Even if you do not own a yoga mat or go to a class, chances are you are still practicing yoga in some form. Have you taken a deep breath to calm yourself down recently? How about locking yourself in the bathroom for five minutes of peace and quiet (and I don’t mean to check your Facebook :-)?
Believe it or not, these actions are considered yoga. As set out by the ancient Indian sage Pantanjali in his writings The Yoga Sutras, not to be confused with the other famous text the Kama Sutra 😉 there are actually eight limbs to yoga. I won’t get into all eight right now but some of the limbs that make up yoga include: the physical postures (referred to as asana), breathing techniques (called pranayama) and meditation (dhyana in yogi speak). There are also limbs that describe ways to conduct ourselves (including cleanliness and contentment) and how to interact with others (truthfulness, non-harming and more).
So you see the physical postures such as downward facing dog and the warrior poses are just one part of yoga; however it’s the part that draws most people to the practice. We want to be able to increase our flexibility, get rid of a pesky running injury, or do that funky arm balance we saw our friend doing on Facebook. The awesome thing is… yoga can help accomplish all those things but then you find out there is so much more.
You are in class and your teacher talks about breathing. You learn how to breathe deep into your belly on your inhale and to use your exhale to let all the junk go. You realize that there’s nothing better than a great big sigh when you are in downward facing dog. Next thing you know, you are taking deep breaths more often when you are not in class. You even find yourself doing a Lion’s Breath (just picture a lion’s roar) while stuck in traffic. Who cares what the person next to you thinks! With that Lion’s Breath, your anger at being delayed has lessened. When your friend is late for a lunch date, you inhale for a count of five and exhale for the same. You repeat until she arrives and all of a sudden you are calm, her tardiness no longer annoys you and you have a wonderful lunch filled with laughter and great conversation.
Then one day in class your teacher makes you hold your Warrior 2 asking you to bend that front knee a little more to work your thigh parallel to the floor. Your legs are fired up and you think… “what, hold the pose for a minute, you gotta be kidding me? Okay, I can do this, no I can’t, yes I can”… and then it’s over, the minute has passed. You start to find that the more you practice holding difficult poses in class, the calmer your mind becomes. Then all of a sudden one day, a family member says something that would normally set you off and you don’t react, you remain calm. You process what has happened and then decide how to respond. No argument ensues, you feel great and there is a sense of peace in your household.
And what about that funky arm balance you saw your friend practicing on Facebook, the one you thought you would never, in a million years, be able to embody. How has that pose helped with life off the mat? The first time your teacher lead you through it in class you were scared, afraid you were going to break your nose when you fell flat on your face.
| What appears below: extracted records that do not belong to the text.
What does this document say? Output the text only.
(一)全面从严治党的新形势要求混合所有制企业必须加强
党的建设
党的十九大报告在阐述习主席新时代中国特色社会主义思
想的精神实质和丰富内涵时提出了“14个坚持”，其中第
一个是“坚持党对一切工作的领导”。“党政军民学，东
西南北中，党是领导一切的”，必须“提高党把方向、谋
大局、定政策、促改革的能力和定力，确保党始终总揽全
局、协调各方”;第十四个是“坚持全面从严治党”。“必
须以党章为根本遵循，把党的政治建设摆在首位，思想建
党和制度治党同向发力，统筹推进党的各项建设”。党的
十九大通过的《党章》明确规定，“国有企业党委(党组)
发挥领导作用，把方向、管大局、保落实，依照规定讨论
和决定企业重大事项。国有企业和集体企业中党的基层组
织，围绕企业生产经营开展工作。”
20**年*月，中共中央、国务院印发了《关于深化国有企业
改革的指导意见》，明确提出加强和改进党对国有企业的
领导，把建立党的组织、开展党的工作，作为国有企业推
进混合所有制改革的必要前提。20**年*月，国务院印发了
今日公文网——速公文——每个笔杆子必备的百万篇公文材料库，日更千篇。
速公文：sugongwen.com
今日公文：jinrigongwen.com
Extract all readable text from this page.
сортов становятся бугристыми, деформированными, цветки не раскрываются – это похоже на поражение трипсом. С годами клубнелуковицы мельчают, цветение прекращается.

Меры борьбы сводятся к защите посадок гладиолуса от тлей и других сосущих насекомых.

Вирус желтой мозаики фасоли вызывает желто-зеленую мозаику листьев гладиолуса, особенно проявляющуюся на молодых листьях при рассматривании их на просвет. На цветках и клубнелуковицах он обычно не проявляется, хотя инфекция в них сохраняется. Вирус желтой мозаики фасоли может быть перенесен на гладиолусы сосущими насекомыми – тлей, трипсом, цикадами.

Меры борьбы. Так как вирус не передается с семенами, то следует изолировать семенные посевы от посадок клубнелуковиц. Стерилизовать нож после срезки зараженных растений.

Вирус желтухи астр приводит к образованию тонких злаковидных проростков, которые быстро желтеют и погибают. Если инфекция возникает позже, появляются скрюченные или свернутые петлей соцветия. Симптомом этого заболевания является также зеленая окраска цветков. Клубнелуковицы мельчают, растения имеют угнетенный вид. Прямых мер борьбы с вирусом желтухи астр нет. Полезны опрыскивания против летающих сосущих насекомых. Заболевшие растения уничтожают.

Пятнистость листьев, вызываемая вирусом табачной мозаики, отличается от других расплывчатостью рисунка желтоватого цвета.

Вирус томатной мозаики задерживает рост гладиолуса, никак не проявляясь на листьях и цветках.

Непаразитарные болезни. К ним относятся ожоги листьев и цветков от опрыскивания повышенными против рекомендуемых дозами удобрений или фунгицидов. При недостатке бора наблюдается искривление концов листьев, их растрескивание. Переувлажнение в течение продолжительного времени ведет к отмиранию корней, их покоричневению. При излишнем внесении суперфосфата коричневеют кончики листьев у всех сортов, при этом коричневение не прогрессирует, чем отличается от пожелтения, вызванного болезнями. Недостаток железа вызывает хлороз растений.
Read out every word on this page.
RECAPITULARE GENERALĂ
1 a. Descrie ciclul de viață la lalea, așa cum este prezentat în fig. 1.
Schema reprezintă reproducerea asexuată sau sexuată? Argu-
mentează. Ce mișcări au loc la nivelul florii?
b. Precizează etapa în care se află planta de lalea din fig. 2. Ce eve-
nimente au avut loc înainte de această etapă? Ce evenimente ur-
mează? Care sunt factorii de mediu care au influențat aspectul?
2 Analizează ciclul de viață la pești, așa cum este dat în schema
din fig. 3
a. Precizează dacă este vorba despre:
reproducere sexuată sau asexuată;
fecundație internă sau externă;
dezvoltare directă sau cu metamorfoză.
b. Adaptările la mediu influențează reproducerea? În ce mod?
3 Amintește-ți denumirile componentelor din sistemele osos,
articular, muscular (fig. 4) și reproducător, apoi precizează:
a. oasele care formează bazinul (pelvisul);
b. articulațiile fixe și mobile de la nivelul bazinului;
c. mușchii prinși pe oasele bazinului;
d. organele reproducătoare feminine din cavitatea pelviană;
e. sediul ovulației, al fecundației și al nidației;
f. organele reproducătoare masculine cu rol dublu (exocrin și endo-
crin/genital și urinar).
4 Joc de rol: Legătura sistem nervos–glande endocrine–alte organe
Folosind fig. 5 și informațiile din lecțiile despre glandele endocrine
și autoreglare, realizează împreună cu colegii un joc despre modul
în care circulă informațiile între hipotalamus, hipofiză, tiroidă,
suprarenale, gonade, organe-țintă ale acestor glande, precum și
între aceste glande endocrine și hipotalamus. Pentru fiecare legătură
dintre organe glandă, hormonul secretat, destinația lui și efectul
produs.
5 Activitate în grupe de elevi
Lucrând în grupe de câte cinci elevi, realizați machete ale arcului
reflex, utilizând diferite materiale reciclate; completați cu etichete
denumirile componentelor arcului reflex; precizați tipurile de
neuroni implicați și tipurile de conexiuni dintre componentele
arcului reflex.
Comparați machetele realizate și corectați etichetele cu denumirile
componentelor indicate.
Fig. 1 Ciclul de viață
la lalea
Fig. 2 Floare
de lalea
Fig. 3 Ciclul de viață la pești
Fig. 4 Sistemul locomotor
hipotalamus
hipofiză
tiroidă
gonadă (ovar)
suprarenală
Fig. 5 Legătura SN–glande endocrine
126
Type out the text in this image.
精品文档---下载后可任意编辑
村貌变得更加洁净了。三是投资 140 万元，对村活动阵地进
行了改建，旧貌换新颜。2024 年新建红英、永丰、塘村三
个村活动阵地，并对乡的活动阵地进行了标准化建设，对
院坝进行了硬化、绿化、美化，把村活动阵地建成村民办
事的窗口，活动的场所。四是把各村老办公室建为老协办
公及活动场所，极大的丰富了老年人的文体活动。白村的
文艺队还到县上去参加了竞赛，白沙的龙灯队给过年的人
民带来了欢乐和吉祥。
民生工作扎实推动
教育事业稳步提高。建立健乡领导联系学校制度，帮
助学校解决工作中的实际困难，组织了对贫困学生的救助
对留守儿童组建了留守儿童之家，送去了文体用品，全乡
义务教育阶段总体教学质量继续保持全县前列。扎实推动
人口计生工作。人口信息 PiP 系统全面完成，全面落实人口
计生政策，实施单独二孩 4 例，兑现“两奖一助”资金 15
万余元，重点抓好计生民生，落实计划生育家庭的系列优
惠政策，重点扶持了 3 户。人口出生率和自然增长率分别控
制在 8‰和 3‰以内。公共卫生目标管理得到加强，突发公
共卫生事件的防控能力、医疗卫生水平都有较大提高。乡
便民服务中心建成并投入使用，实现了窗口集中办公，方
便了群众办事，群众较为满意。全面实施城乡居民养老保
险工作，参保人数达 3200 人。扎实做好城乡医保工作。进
But with step by step instruction, lots of encouragement and lots of falling (but no broken nose) you were finally able to fly. In your mind you say “wow, if I can fly in crow pose, what else can I do that has always scared me?” You think “I am stronger than I ever imagined” and the next thing you know you are speaking up more often in meetings, signing up for a running race, traveling by yourself. Things don’t seem so scary anymore and a world of possibilities has just opened up.
A teacher friend of mine recently said in one of her classes ‘shift your shape to shift your state of mind. So you see the asanas may be what initially draw you to yoga but the more you spend time moving your body with your breath the more you start to experience yoga in all areas of your life.